Abundant neurofibrillary tangles (NFTs) composed predominantly of aggregated paired helical filaments (PHFs) formed by abnormally phosphorylated tau proteins known as PHFtau comprise one of the two signature brain lesions required for a definite diagnosis of Alzheimer’s disease (AD), but several other hereditary and sporadic neurodegenerative disorders are characterized by abundant accumulations of filamentous tau inclusions in specific populations of neurons with or without similar glial cell inclusions.
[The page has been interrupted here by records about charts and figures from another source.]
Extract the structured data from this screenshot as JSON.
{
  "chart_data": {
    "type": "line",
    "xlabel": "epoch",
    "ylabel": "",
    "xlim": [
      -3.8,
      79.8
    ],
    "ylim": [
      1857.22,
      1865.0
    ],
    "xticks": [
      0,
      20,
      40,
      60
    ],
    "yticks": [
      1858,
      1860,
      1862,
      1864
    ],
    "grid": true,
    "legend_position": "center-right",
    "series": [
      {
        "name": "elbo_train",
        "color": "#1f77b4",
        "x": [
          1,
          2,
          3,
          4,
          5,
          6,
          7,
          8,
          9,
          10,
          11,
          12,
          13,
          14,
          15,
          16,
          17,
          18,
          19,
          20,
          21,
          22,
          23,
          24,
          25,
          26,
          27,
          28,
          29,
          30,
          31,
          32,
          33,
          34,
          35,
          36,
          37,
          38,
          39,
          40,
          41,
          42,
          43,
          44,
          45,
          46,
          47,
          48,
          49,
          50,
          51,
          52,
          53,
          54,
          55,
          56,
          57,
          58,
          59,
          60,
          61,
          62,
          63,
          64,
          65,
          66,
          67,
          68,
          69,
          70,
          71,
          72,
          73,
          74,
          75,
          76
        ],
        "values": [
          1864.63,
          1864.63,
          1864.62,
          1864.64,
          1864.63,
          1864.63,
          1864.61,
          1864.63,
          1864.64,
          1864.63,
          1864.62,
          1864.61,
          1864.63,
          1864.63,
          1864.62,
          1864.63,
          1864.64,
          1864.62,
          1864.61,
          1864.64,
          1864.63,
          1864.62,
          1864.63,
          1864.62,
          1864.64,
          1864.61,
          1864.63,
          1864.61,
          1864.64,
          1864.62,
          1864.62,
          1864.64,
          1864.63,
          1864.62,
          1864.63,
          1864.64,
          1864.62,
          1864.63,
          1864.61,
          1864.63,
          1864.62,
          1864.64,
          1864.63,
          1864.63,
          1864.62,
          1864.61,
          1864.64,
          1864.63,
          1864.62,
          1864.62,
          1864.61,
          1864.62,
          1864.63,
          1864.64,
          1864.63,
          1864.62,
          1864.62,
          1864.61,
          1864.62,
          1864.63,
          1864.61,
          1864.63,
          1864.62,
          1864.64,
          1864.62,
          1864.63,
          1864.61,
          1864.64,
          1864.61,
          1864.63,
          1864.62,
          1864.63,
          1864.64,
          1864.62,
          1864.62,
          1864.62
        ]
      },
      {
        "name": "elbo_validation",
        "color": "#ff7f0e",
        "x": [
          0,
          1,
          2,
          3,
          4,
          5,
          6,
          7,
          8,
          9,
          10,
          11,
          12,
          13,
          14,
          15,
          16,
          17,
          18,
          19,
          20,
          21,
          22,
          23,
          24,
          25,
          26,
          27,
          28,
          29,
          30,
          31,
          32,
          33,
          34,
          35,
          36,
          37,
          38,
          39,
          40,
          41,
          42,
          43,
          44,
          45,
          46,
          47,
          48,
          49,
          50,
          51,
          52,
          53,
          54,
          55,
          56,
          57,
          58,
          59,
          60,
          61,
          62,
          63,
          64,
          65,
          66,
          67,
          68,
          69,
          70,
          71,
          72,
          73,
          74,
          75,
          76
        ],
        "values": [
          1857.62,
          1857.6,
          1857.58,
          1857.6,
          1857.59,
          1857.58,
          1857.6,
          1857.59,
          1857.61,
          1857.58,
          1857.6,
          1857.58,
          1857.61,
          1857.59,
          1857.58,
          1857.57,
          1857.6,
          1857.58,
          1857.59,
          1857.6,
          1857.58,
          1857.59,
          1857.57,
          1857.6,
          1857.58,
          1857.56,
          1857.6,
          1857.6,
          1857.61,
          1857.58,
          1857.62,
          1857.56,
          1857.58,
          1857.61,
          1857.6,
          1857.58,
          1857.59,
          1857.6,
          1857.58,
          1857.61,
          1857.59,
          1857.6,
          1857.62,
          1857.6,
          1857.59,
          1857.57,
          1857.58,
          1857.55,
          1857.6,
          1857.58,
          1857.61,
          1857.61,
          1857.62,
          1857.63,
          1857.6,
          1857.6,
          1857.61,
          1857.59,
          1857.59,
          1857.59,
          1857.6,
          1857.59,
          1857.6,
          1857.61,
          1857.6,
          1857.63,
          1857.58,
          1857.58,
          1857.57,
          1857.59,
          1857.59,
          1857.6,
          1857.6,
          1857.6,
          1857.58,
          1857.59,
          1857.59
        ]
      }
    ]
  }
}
Despite phenotypic and genotypic heterogeneity, central nervous system (CNS) diseases with prominent tau-rich filamentous inclusions are collectively known as tauopathies. While some tauopathies (e.g., AD) are associated with other diagnostic lesions (e.g., amyloid plaques), the accumulation of filamentous tau inclusions is the predominant or only diagnostic neuropathological feature of several neurodegenerative tauopathies, although these inclusions are accompanied by neuron loss and gliosis. Here we review evidence based on the discovery of pathogenic tau gene mutations in fronto-temporal dementia with parkinsonism linked to chromosome 17 (FTDP-17) and a growing body of other data indicating that the progressive accumulation of intracellular filamentous tau inclusions alone is sufficient to induce the onset and/or progression of neurodegenerative disease, due to the dysfunction and death of affected neurons and glial cells in selectively vulnerable regions of the CNS.